Full disclosure - I have unashamedly stolen "Mirenagate" from Dr Eric Levi. (@DrEricLevi) He has also written a great blog on this piece, specifically as it relates to social media. Aussie medics on twitter especially, would be aware of the article posted in the Australian newspaper on the 2nd of January relating to obstetrics and gynaecology trainees. The article related to a debate topic at a college branch meeting in the next month about women in training and how they should manage their fertility. As one might expect, the suggestion that childbearing should be regulated for the course of specialist training was not taken very well by a lot of people. In fact, it was so badly received, it left a lot of people asking why in the world someone would let the debate topic exist in that form.

I should take this opportunity to point out that a number of obstetricians suggested that the debate topic was supposed to be a humorous way of talking about a serious topic. The RANZCOG president was quoted as saying he wasn't aware of the topic, thought it was tongue in cheek and will address it. Even with that in mind, people were still not exactly impressed. And remain so; this has really struck a nerve.

"Mirenagate" has really brought to light a few issues, all of which are very important and some of these issues have failed to been addressed not just in this scenario, but by medicine for years.

Women have long suffered innuendo or genuine discrimination in medicine due to their reproductive choices. I know of women who lied about their children existing, were bullied when they fell pregnant during training, have been given no consideration due to illness during pregnancy, have worked heavy rosters up to the late stages of pregnancy, been asked about their intentions with children for references/training intentions and so on. And let me very clear, not all of this happened in surgery. It is rife in medicine, I'm sure in a lot of professions, that women may be perceived as having less entitlement to a career or a position due to pregnancy.

Now I understand that this is not always the case and that employers and colleges have been understanding to some groups or people. But to women who have suffered bullying or discrimination by virtue of their gender of their children, it's not hard to see how even in jest, this suggestion could be very offensive.

My friends and colleagues who have undertaken training with RANZCOG have spoken highly of the support they have received when they have had children. The RANZCOG policies are more robust than other training institutions for part-time and interrupted training. If they are going to truly talk about the difficulties for trainees, employers and the college alike when interrupted training exists, then that is a good thing. However, the choice of topic title may have been better stated to take into account the large numbers of women who have been the subject of bullying and discrimination in medicine. The very public RACS investigation and media coverage on this same matter in 2015 should have taught us that we have a group of doctors who have been terribly treated and harmed in the pursuit of their profession.
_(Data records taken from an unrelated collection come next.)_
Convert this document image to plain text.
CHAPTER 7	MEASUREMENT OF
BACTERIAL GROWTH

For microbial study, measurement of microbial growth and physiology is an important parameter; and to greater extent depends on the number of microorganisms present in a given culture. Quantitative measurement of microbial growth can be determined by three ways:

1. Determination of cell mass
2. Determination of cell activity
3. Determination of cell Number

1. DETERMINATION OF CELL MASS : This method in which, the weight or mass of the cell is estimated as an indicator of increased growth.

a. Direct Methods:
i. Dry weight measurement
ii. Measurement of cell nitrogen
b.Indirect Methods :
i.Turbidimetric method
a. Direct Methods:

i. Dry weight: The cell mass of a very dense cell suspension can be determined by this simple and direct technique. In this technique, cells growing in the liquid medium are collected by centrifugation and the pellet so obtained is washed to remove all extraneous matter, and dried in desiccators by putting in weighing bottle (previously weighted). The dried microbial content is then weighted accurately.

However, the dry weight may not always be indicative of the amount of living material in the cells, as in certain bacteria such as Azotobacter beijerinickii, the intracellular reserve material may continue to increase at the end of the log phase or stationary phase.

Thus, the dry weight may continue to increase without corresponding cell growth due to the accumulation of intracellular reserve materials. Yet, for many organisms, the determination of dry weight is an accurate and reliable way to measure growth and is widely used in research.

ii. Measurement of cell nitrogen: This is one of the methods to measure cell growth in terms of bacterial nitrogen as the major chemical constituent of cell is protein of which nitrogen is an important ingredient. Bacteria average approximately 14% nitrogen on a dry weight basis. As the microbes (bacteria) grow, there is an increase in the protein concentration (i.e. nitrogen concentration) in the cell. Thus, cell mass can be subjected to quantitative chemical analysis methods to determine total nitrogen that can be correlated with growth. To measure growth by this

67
The other issue that Mirenagate uncovered was the importance of being the master of one's own domain. As often is the case, this story was all over Twitter very quickly. Unfortunately, it seemed that RANZCOG did not have a social media presence here and missed many of the issues raised and the extreme disappointment at this issue. I tweeted my own disappointment, especially in the setting of my perception that RANZCOG was doing better than most. This topic also started off a conversation online of the difficulties many women have faced in training, not just in obstetrics but surgery, medicine and other professions. Not all of the backlash online was directed at RANZCOG but was a sharing of other's experience with pregnancy in medicine. Being online, RANZCOG may have understood what all the fuss was about.

Having a social media presence I feel is not only important for individual doctors, but this demonstrates how important it is for RANZCOG or other colleges. They may have been able to mitigate some of the damage early on. They (and other colleges) could get a strong sense of what a difficult issue this is for a lot of doctors and hear some of the stories women were sharing. Being involved or observing the conversation can allow important change to take place. It is important to be a part of the social media sphere to control the conversation people are having about you, to you or that involves you.

I hope that RANZCOG have a great meeting with meaningful discussion about issues their trainees face. I would also hope that we all learn from this experience. Some of us will learn that obstetricians, by and large do not want their registrars to have Mirenas. Some of us will understand that the media love a headline. Some of us will learn about the struggles faced by trainees and how we can provide better training for our doctors. And definitely, I know RANZCOG will now be tweeting a little more.